Yankees reliever Chad Green was one strike away from ending the top of the eighth inning with the score still tied 3-3. Rafael Devers had led off with a single, but Hunter Renfroe and Marwin Gonzalez had followed with a strikeout and a pop to third.
Green's 2-2 pitch to Kiké Hernández (whose strikeout with runners on second and third to close the sixth had extended his hitless stretch to 27 at-bats) was ripped into left field. It rolled all the way to the wall. Manager Alex Cora had sent Devers on the pitch and enabled him to score the go-ahead run.
Christian Vázquez made weak contact on a 1-2 pitch (again, Green was one strike away from ending the inning) but placed the ball perfectly, along the right field line for another double and another run. Bobby Dalbec then crushed Green's final pitch of the evening 453 feet to dead center for a two-run homer, and the final nail in the Yankees' 7-3 coffin.

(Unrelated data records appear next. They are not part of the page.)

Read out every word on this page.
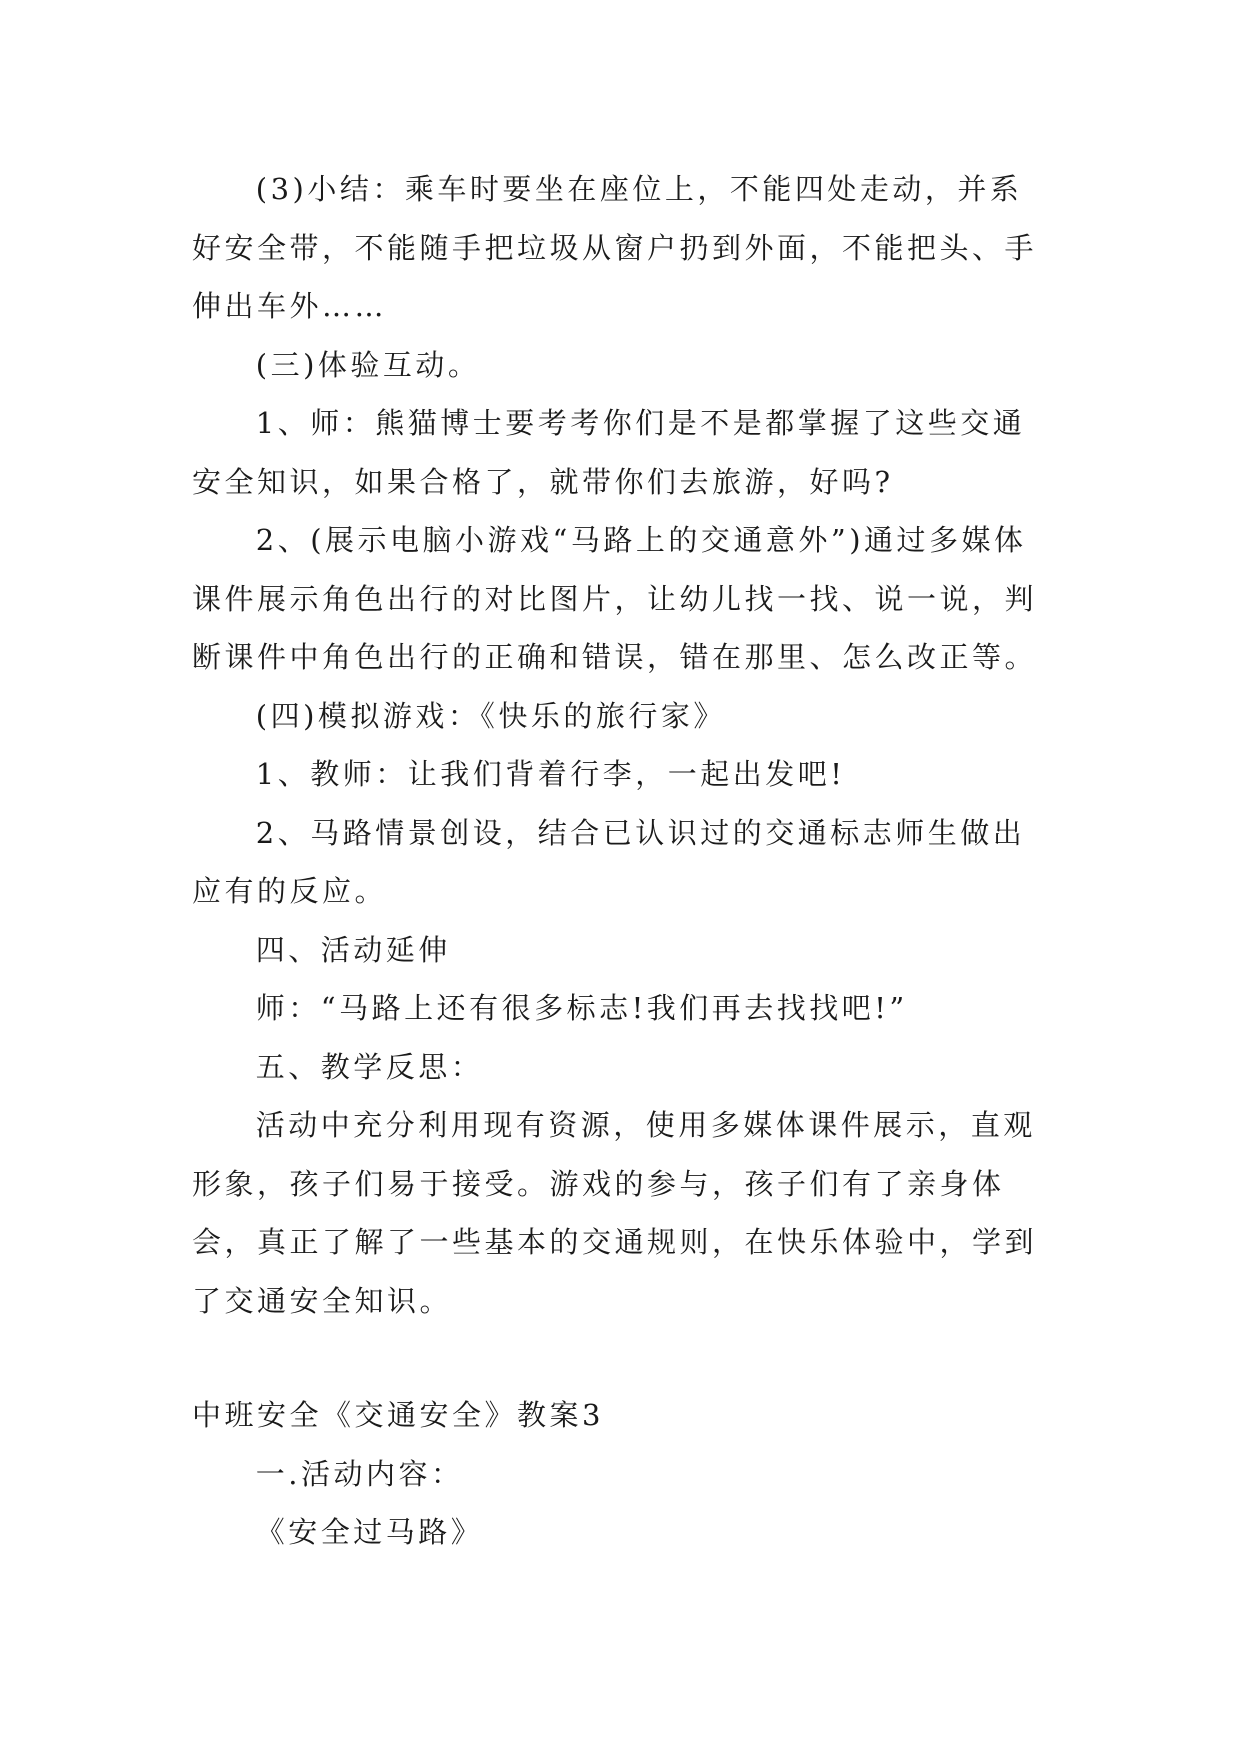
(3)小结：乘车时要坐在座位上，不能四处走动，并系好安全带，不能随手把垃圾从窗户扔到外面，不能把头、手伸出车外……

(三)体验互动。

1、师：熊猫博士要考考你们是不是都掌握了这些交通安全知识，如果合格了，就带你们去旅游，好吗?

2、(展示电脑小游戏“马路上的交通意外”)通过多媒体课件展示角色出行的对比图片，让幼儿找一找、说一说，判断课件中角色出行的正确和错误，错在那里、怎么改正等。

(四)模拟游戏：《快乐的旅行家》

1、教师：让我们背着行李，一起出发吧!

2、马路情景创设，结合已认识过的交通标志师生做出应有的反应。

四、活动延伸

师：“马路上还有很多标志!我们再去找找吧!”

五、教学反思：

活动中充分利用现有资源，使用多媒体课件展示，直观形象，孩子们易于接受。游戏的参与，孩子们有了亲身体会，真正了解了一些基本的交通规则，在快乐体验中，学到了交通安全知识。

中班安全《交通安全》教案3

一.活动内容：

《安全过马路》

The Yankees blew a 2-0 lead in the sixth inning as New York manager Aaron Boone erred by allowing his starter Jameson Taillon (5.1-6-3-1-3, 76) to face the Boston lineup a third time. On the Fox broadcast, Tom Verudcci avered that sticking with Taillon was warranted because of a low pitch count. Taillon began the inning at only 60 pitches, having allowed three hits in five innings, but a third look is still a third look. And batters hit .350 off Taillon the third time through the lineup.
With one out, Alex Verdugo hit against the shift, poking an 0-2 pitch into the vacant lot near third base. Xander Bogaerts drove another 0-2 pitch to deep left. Miguel Andujar went back to the track but pulled up short of the wall; he did not know where it was and was not feeling for it with his non-glove hand. If Andujar had taken perhaps one additional step back, he could have likely caught the ball. But instead, the ball struck the padded wall above his useless glove and Bogaerts had a double. Taillon fell behind Devers 3-0, worked his way back to a full count, and then gave up a hard grounder to right that scored two runs, turning the Yankees' 2-0 lead into a 2-2 tie. Jonathan Loaisiga took over. Renfroe singled through the shortstop hole for a single and Gonzalez doubled to right, scoring Devers.
Edwardo Rodriguez (5.2-5-3-1-7, 88) was chased in the bottom of the inning by a one-out walk and Aaron Judge's ground-rule double to right. Gleyber Torres (who hit a two-run dong in the fourth) re-tied the game with a sacrifice fly to right, but Chris Gittens, making his major league debut, struck out.
Fox viewers were told that Gittens's family was in the stands. We learned that when Gittens signed his first professional contract, his father told him he would not attend any game his son played until his reached the major leagues. (Gittens has spent seven years in the minor leagues.) This information was presented in more of a good light than bad, even though to many viewers (including this one), Mr. Gittens came off as a bit of an asshole. Why would you want that factoid revealed on a nationwide broadcast?
In more pleasant news, Verducci is still in love with Aaron Judge, cooing at length about how big and tall the Yankee slugger (still) is, noting that he is the first 6-7 man to play center field since the immortal Walt hood in 1964. Verducci also called Judge an "iconic" feature of Yankee Stadium and referred to the current ball park, which opened in 2009, as "the House that Ruth Built". (Important Note to Verudcci: Ruth died 58 years before construction on the park began.)